The main issue on appeal was whether the parents had waited too long to sue. Although the Prices by 1991 clearly knew that the child had neurological problems, and suspected FAS/FAE, the court concluded that it was not until 1994 that the parents had learned enough that they were on notice of their claim against the state.
Among other things, the state officials had been told by the child's mother that during the pregnancy the mother had been drunk, although the sister had not actually seen the mother in the act of drinking. 980 P. 2d at 307. The court concluded the sister's observations were sufficient to put the state on notice. 980 P. 2d at 311.
2003 WL 231302 (Cal. App. 3 Dist.)
In this proceeding to terminate the parental rights of the father of several children, the court noted that most of the children had symptoms of FAS, "including broad foreheads, eyes set far apart, developmental delays, and the children were small for their ages." 2003 WL 231302 at *1.
A social worker involved in the case concluded that the FAS symptoms would might make it more difficult to locate an adoptive home. 2003 WL at *6. However, subsequently two of the children were placed in a prospective adoptive home.
741 A. 2d 1031 (D.C.App. 1999)
Plaintiff adoptive parent sued the adoption agency which had helped her to adopt a Russian baby girl. Twenty months after the lawsuit began, the plaintiff sought to amend her complaint to allege that the child had FAS/FAE. The trial court denied the motion, and the appellate court affirmed.
The denial of the motion was based among other things on three considerations: (1) the 20 month delay in seeking to amend the complaint, (2) the fact that the prospective adoptive mother had been warned at the time of the need to investigate possible FAS, and (3) "[t]here is no explanation why the possibility of FAS/FAE was never previously discovered during the nearly five years of close medical supervision of the child after her arrival in this country." 741 A. 2d at 1038.
This third argument reflects a certain unawareness of the extent to which physicians do not recognize, often for years, that a child's symptoms are the result of FAS/FAE.
541 A. 2d 625 (D.C.Ct.App. 1998)
Appellate court affirms the termination of father's parental rights. The court holds that the father would be unable to meet the special needs of the child caused by FAS and "fetal hydantoin syndrome." 541 A. 2d at 626-27.
The opinion notes that the child's foster parents appear better able to meet the child's needs.

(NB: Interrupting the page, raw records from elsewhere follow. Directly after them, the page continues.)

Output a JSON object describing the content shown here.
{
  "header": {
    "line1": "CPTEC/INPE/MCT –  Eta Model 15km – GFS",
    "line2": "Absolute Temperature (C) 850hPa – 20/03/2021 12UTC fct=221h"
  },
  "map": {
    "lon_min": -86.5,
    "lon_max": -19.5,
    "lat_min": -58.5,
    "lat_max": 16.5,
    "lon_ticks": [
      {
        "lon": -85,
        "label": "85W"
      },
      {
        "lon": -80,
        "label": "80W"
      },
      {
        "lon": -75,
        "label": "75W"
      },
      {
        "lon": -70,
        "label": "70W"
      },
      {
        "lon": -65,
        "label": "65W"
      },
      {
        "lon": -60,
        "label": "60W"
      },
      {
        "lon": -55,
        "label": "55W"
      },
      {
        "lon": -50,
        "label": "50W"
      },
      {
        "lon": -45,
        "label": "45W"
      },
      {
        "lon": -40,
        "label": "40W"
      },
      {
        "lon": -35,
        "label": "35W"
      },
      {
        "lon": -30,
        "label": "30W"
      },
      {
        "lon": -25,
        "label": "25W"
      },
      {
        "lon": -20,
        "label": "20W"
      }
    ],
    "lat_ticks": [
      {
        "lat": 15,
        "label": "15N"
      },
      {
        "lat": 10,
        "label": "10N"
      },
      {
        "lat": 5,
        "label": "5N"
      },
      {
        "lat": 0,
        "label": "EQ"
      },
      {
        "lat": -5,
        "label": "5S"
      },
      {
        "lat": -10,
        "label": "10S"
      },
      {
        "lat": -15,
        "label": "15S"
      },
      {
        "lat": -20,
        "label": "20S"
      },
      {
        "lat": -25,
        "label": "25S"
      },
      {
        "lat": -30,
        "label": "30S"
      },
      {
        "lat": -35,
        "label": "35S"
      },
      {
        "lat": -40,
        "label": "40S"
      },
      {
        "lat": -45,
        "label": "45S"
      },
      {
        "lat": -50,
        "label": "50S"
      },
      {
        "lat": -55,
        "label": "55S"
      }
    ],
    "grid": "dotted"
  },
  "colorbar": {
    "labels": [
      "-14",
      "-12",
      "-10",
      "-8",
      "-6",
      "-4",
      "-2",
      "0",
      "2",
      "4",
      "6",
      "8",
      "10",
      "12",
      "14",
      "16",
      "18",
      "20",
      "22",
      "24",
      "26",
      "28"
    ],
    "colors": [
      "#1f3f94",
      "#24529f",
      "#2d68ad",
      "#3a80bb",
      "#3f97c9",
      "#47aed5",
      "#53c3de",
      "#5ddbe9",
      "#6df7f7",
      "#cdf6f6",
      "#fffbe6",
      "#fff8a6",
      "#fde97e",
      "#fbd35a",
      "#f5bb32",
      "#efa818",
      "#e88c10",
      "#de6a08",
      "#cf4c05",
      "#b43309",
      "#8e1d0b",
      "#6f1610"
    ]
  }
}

Expert testimony asserted that the child's disabilities will make it harder to find adoptive parents. 541 A. 2d at 626.
17 F. Supp. 2d 577 (S.D. W. Va. 1998)
The adoptive parents of Jordan Wolford sued the adoption agency, alleging that Jordan had FAS and that the agency repeatedly lied to or misled them about Jordan's condition.
Specifically, the Wolford's alleged that employees of the adoption agency (1) falsely told them Jordan's mother had not consumed alcohol during her pregnancy, (2) falsely told them Jordan had been at the Shawnee Hills Intervention Program for reasons other than FAS, and (3) falsely assured them that Jordan's unusual facial features were merely a "familial look."
The district judge concluded that West Virginia law, like law in other states, would permit a lawsuit for "wrongful adoption." 17 F. Supp. 2d at 580-84. The court also concluded that the lawsuit was not necessarily barred by the statute of limitations, because there was a dispute regarding when the parents should have discovered that Jordan had FAS.